Noch bis ins Jahr 2000 sah der Weiler Watt auf den Stadtplänen so aus. Die Siedlung Watt bestand aus den Häusern Wattstrasse 7 bis 21. Die ‚Landschaftsnarbe‘ des Sandsteinbruchs ist hier deutlich sichtbar (Schraffierung). Abbildung: Stadtplan 1934

Der Wattweg 

Immer noch brennt abends an einigen Stellen die öffentliche Beleuchtung am Wattweg. Auch die Watttreppe ist im Treppenverzeichnis als solche offiziell aufgeführt. Der Wattweg ist im aktuellen Stadtplan durchgängig bis zur Brandtobelstrasse (die Strasse am Wattbach) eingezeichnet.

Schon vor 1880 führte ein Weg vom Wirtshaus Grosses Riethüsli zur Wattsiedlung hinauf (in der Watt gab es nie ein Wirtshaus … ). Heute führt der Wattweg nur noch bis zum Haus Nr. 21. Von hier bis zum Wattbach ist der Weg nicht mehr begehbar. Die Fortsetzung als breiter Weg wurde wohl um 1900 erstellt, aber da er seit Jahren nicht mehr benutzt wurde, ist er in der Folge zugewachsen.

Der Wattweg wird in die neue Siedlung integriert, zumal die Überbauung unter dem Namen Wattweg firmiert.

Idylle mit dem zugefrorenen Liebeggweiher nach 1900: Dampfzug der Appenzellerbahn mit offenem Führerstand in Fahrt Richtung Teufen. Oben ist das Trassee des neu erstellten Wattweges zum Wattbach zu erkennen. Foto: Sammlung Willi Müller

Die Watt – seit je die Sonnenterrasse des Quartiers

Schon im Mittelalter wurde der wasserreiche Hang, auch als Ringelberg bekannt, wegen der idealen Lage von Bauern besiedelt. Erstmals wurde er 1282 im äbtischen Zinsbuch erwähnt und war nach St.Laurenzen kirchhörig. Das geruhsame Leben wurde 1403 in den Appenzellerkriegen jäh gestört. Der Weiler wurde von den Appenzellern geplündert und gebrandschatzt.

Das Leben ging weiter, ein äbtischer Sandsteinbruch kam nach 1700 nördlich des Bauernhauses Nummer 7/9 hinzu. Aber das Leben im ehemals ländlichen Gebiet des Riethüsli sollte sich nach 1900 für immer verändern. Die Watt wurde im Rahmen des allgemeinen städtischen Baubooms als günstiger Wohnraum vorerst von italienischen Arbeitern entdeckt. Bis zu 30 Fremdarbeiter wohnten im Klein-Italien, wie der Weiler von den übrigen Riethüslern damals abschätzig genannt wurde.
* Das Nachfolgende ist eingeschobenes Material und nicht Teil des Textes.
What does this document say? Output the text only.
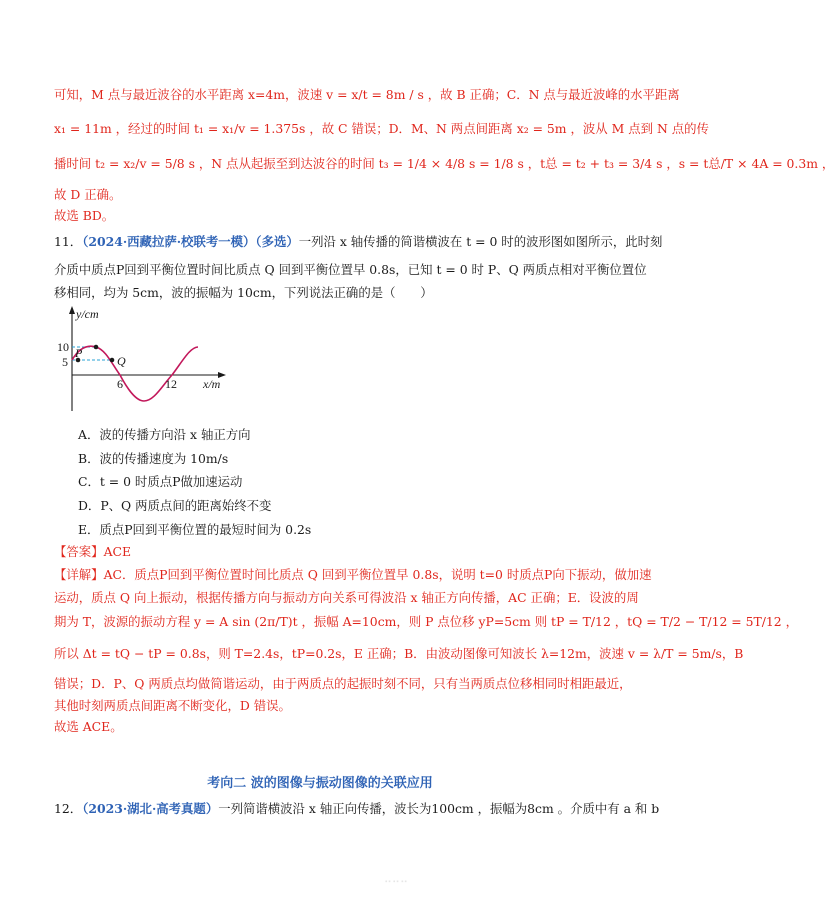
可知，M 点与最近波谷的水平距离 x=4m，波速 v = x/t = 8m / s ，故 B 正确；C．N 点与最近波峰的水平距离
x₁ = 11m ，经过的时间 t₁ = x₁/v = 1.375s ，故 C 错误；D．M、N 两点间距离 x₂ = 5m ，波从 M 点到 N 点的传
播时间 t₂ = x₂/v = 5/8 s ，N 点从起振至到达波谷的时间 t₃ = 1/4 × 4/8 s = 1/8 s ，t总 = t₂ + t₃ = 3/4 s ，s = t总/T × 4A = 0.3m ，
故 D 正确。
故选 BD。
11．（2024·西藏拉萨·校联考一模）（多选）一列沿 x 轴传播的简谐横波在 t = 0 时的波形图如图所示，此时刻
介质中质点P回到平衡位置时间比质点 Q 回到平衡位置早 0.8s，已知 t = 0 时 P、Q 两质点相对平衡位置位
移相同，均为 5cm，波的振幅为 10cm，下列说法正确的是（　　）
y/cm
10
5
P
Q
6	12 x/m
A．波的传播方向沿 x 轴正方向
B．波的传播速度为 10m/s
C．t = 0 时质点P做加速运动
D．P、Q 两质点间的距离始终不变
E．质点P回到平衡位置的最短时间为 0.2s
【答案】ACE
【详解】AC．质点P回到平衡位置时间比质点 Q 回到平衡位置早 0.8s，说明 t=0 时质点P向下振动，做加速
运动，质点 Q 向上振动，根据传播方向与振动方向关系可得波沿 x 轴正方向传播，AC 正确；E．设波的周
期为 T，波源的振动方程 y = A sin (2π/T)t ，振幅 A=10cm，则 P 点位移 yP=5cm 则 tP = T/12 ，tQ = T/2 − T/12 = 5T/12 ，
所以 Δt = tQ − tP = 0.8s，则 T=2.4s，tP=0.2s，E 正确；B．由波动图像可知波长 λ=12m，波速 v = λ/T = 5m/s，B
错误；D．P、Q 两质点均做简谐运动，由于两质点的起振时刻不同，只有当两质点位移相同时相距最近，
其他时刻两质点间距离不断变化，D 错误。
故选 ACE。
考向二 波的图像与振动图像的关联应用
12．（2023·湖北·高考真题）一列简谐横波沿 x 轴正向传播，波长为100cm ，振幅为8cm 。介质中有 a 和 b
⠒⠒⠒
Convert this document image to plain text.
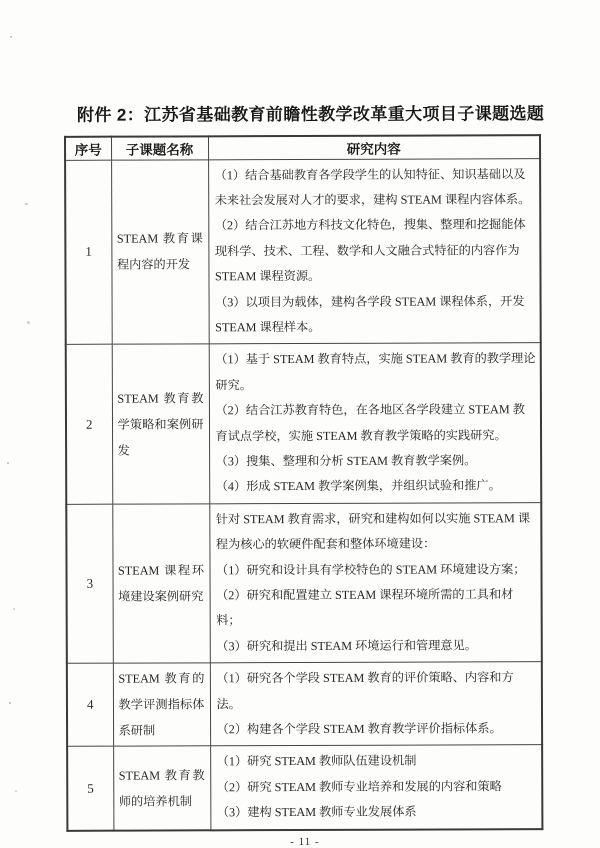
附件 2：江苏省基础教育前瞻性教学改革重大项目子课题选题
序号	子课题名称	研究内容
1	STEAM 教育课程内容的开发	（1）结合基础教育各学段学生的认知特征、知识基础以及未来社会发展对人才的要求，建构 STEAM 课程内容体系。

（2）结合江苏地方科技文化特色，搜集、整理和挖掘能体现科学、技术、工程、数学和人文融合式特征的内容作为 STEAM 课程资源。

（3）以项目为载体，建构各学段 STEAM 课程体系，开发 STEAM 课程样本。

2	STEAM 教育教学策略和案例研发	（1）基于 STEAM 教育特点，实施 STEAM 教育的教学理论研究。

（2）结合江苏教育特色，在各地区各学段建立 STEAM 教育试点学校，实施 STEAM 教育教学策略的实践研究。

（3）搜集、整理和分析 STEAM 教育教学案例。

（4）形成 STEAM 教学案例集，并组织试验和推广。

3	STEAM 课程环境建设案例研究	针对 STEAM 教育需求，研究和建构如何以实施 STEAM 课程为核心的软硬件配套和整体环境建设：

（1）研究和设计具有学校特色的 STEAM 环境建设方案；

（2）研究和配置建立 STEAM 课程环境所需的工具和材料；

（3）研究和提出 STEAM 环境运行和管理意见。

4	STEAM 教育的教学评测指标体系研制	（1）研究各个学段 STEAM 教育的评价策略、内容和方法。

（2）构建各个学段 STEAM 教育教学评价指标体系。

5	STEAM 教育教师的培养机制	（1）研究 STEAM 教师队伍建设机制

（2）研究 STEAM 教师专业培养和发展的内容和策略

（3）建构 STEAM 教师专业发展体系

- 11 -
Überbauungsplänefür die Watt gab es offenbar bereits vor über 70 Jahren, wie dieses Bild aus dem Jahr 1949 nahelegt: Unten links ist das Wirtshaus Grosses Riethüsli erkennbar, in der Bildmitte oben das Haus Wattweg Nummer 10 (mit der Wäsche vor dem Haus), das der Überbauung weichen muss. Die gut sichtbaren Visierstangen links und rechts deuten darauf hin, dass hier bereits damals eine ähnliche Überbauung geplant war. Sie wurde aus unbekannten Gründen nicht realisiert. Die dahinter liegenden Häuser sind alle verschwunden. Foto: Kantonsbibliothek

Baulich blieb bis nach dem Zweiten Weltkrieg alles beim Alten. 1949 setzten die ersten Begehrlichkeiten nach idealem Wohnraum ein: Stadtnah und doch im Grünen. Die Bauernhäuser zerfielen teilweise und wurden als Rückzugsort der städtischen, alternativen Szene entdeckt. Erst im Jahre 2008 zogen die letzten Punker mit ihren Wohnwagen ab und im gleichen Jahr die ersten Bewohner in die Häuser Wattstrasse 9 bis 13 ein.

Schon in den 1980er-Jahren wollten eine Erbengemeinschaft und die Ortsbürgergemeinde als Besitzer den halben Ringelberg überbauen. Erst nach einem 20 Jahre dauernden Hin und Her und zwei städtischen Abstimmungen  konnte die heutige Wattüberbauung schliesslich realisiert werden.

1 Kommentar

  1. Patrick Hager

    02.04.2020 / 10:38 Uhr

    Vielen Dank für den spannenden Artikel!